Alicia was being allowed one last look at the life she had left behind. Her choice, of course, was to see her darling Wallace again. From this heavenly viewpoint all earthly things could be seen. She would also be able to hear any spiritual voices that spoke to Wallace but she would not be able to see the spirits. The only other thing she would see is what was known as “The Path”, a narrow, blue line that stretched several yards in front of each human being on the face of the Earth. Each person, she had been told, had his own personal Path, given by God at creation. Humans had thought of this path as ‘pre-destination’, but in reality it only showed the path leading to the best God had to offer. Nobody was forced to follow this Path but all heaven understood that it was always best if it did get followed. She could see the blue line in front of Wallace. Her wonderful husband was following the line right out the front door of their apartment. Good for him.

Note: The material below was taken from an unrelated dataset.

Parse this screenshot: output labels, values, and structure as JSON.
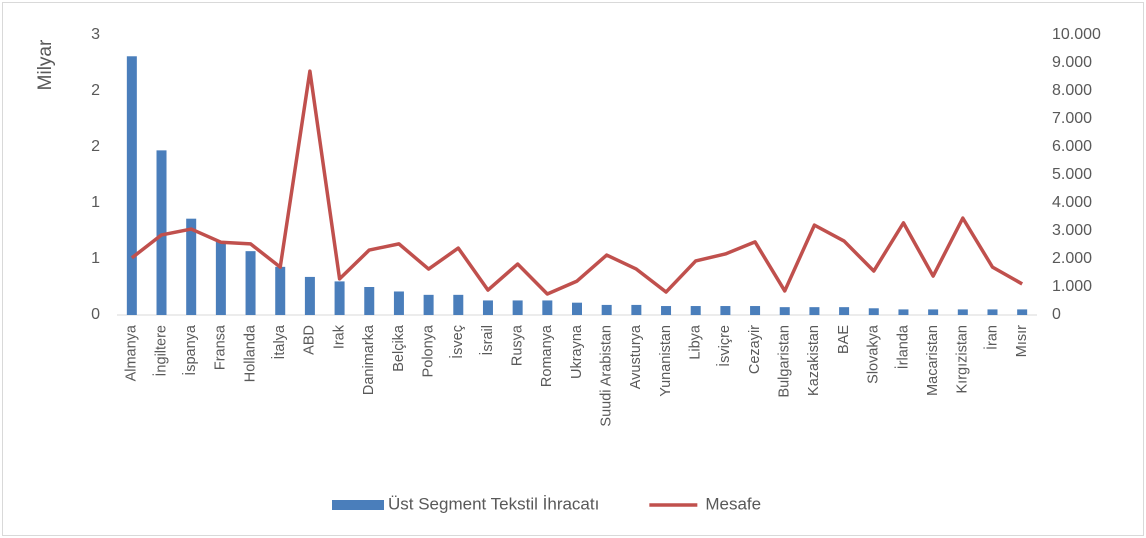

Wallace stepped out the front door and swatted a fly away from his face. He glanced at his shoes. Great, one of them had already come untied. With a disgusted huff, he sat down on the step and began tying his shoe lace. As he tied, the newspaper boy tossed his missile from the bag on the side of his bicycle, zooming just above Wallace’s head.
“Hey, Kid,” Wallace yelled, “Be careful how you throw those things!”
“Look down at your shoes, Wallace.” The voice seemed to come from nowhere so Alicia looked at her Angel, quizzically.
“Don’t be concerned.” Her angel whispered, “You are only hearing his Guardian Angel trying to persuade him to tie his shoe.” She saw Wallace sit and tie and then yell at the newspaper boy. Her angel smiled and what she had not noticed. “He followed the blue line and listened to his angel. Had he not, that paper would have hit him squarely in the temple and he would have been rushed to the hospital with a serious concussion.”
Wallace set a leisurely pace on the left side of the sidewalk. He wondered if he should be on the right side instead. Maybe there was some standard guideline for such things. He slid over to the right and continued his walk, amused by the childish pondering. He felt a dull ‘THUD’ on top of his ball cap. As he removed it anger flushed his face. A bird sitting in the had left a reminder that nobody was safe from aerial attack. Goodbye, favorite cap.
“Hey, Stoopid! Walk on the right side where you belong.”
Alicia was shocked by the voice she heard. It wasn’t the same voice that had told Wallace to look at his shoes. This voice was harsh, sinister.
“Don’t be surprised.” her angel said. “The enemy is just as determined to get him off the Path as we are to keep him on it. It is always Wallace’s choice, though, on who he allows to influence him.”
“Well,” she said, in awe. “He shouldn’t have listened that time. His cap is ruined!”
The walk to the store was nearly over. Wallace was passing by the old church building where Alicia had gotten saved. She had become a different woman after that. But she never did stop nagging about his need to get saved. Never.
“Wallace, please, PLEASE promise me you will give Jesus a chance.”
Alicia gasped. “That was MY voice!” she said.
Her angel smiled. “He is remembering things you said to him about Jesus. And Alicia, look at the blue path line.”
She looked, and wept. It had made a sharp turn to the left . . . into the open door of the church.
“Alicia,” the angel said, “congratulations on being the biggest influence in Wallace’s life.”